The surface has a five-year warranty, but will be inspected and pressure washed annually, Hutchinson said.
Workers will also sand, prime and paint the metal railings, which has not been done since the bridge was built in the early 1990s.
Work on the project will begin immediately, which will require the bridge to be closed intermittently during the 4-6 weeks the work is expected to take. A detour will be posted for Riverwalk users.
All 10 councilors and other officials and city employees attending Tuesday’s meeting appeared pleased with the new council chambers. But Councilor Red McDaniel in particular had a unique perspective on the move.
He is the only member of council who served on the old City Commission which met in the old county courthouse. The makes the present chambers the fifth for him in the fourth building.

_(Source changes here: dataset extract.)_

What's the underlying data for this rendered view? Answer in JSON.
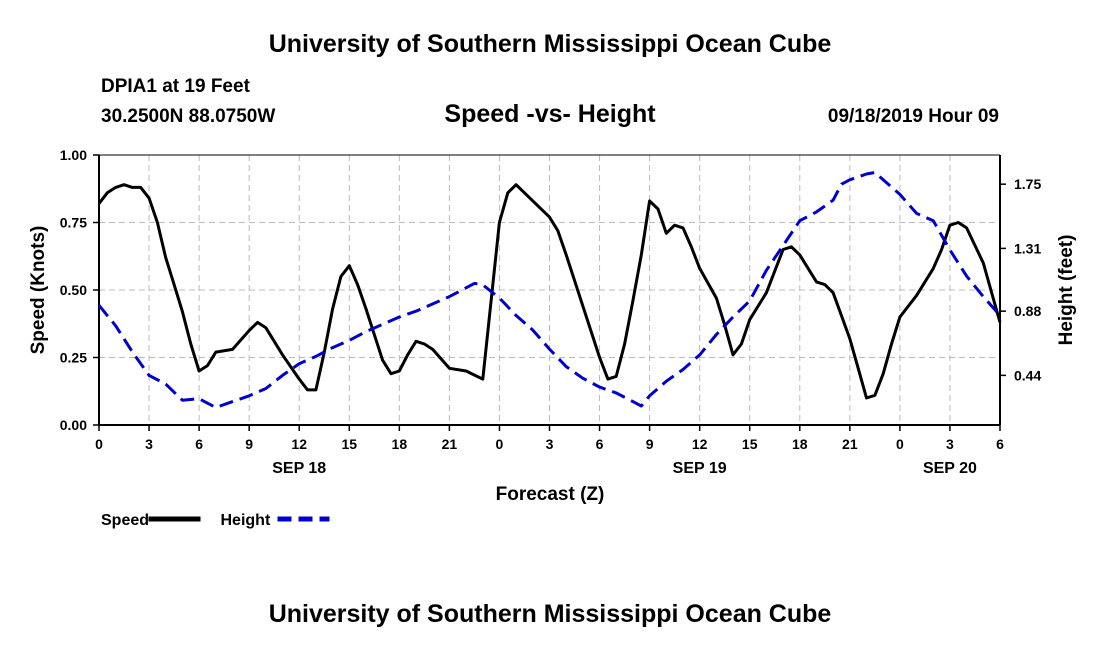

When the council left the old courthouse in the early 1970s, it met shortly in the old county annex, on the site of the current East Wing of the Government Center. Then council moved to chambers on the seventh floor of the Government Center, then down to the Plaza Level when its chambers were needed for a courtroom.
“It’s very nice. It’s got everything you could want,” McDaniel said, looking around the new chambers. “I just hope the taxpayers like it, because they paid for it.”
But McDaniel said there was one improvement he would have added to the place.
“I just wish they’d let me bring my old chair over with me,” he said.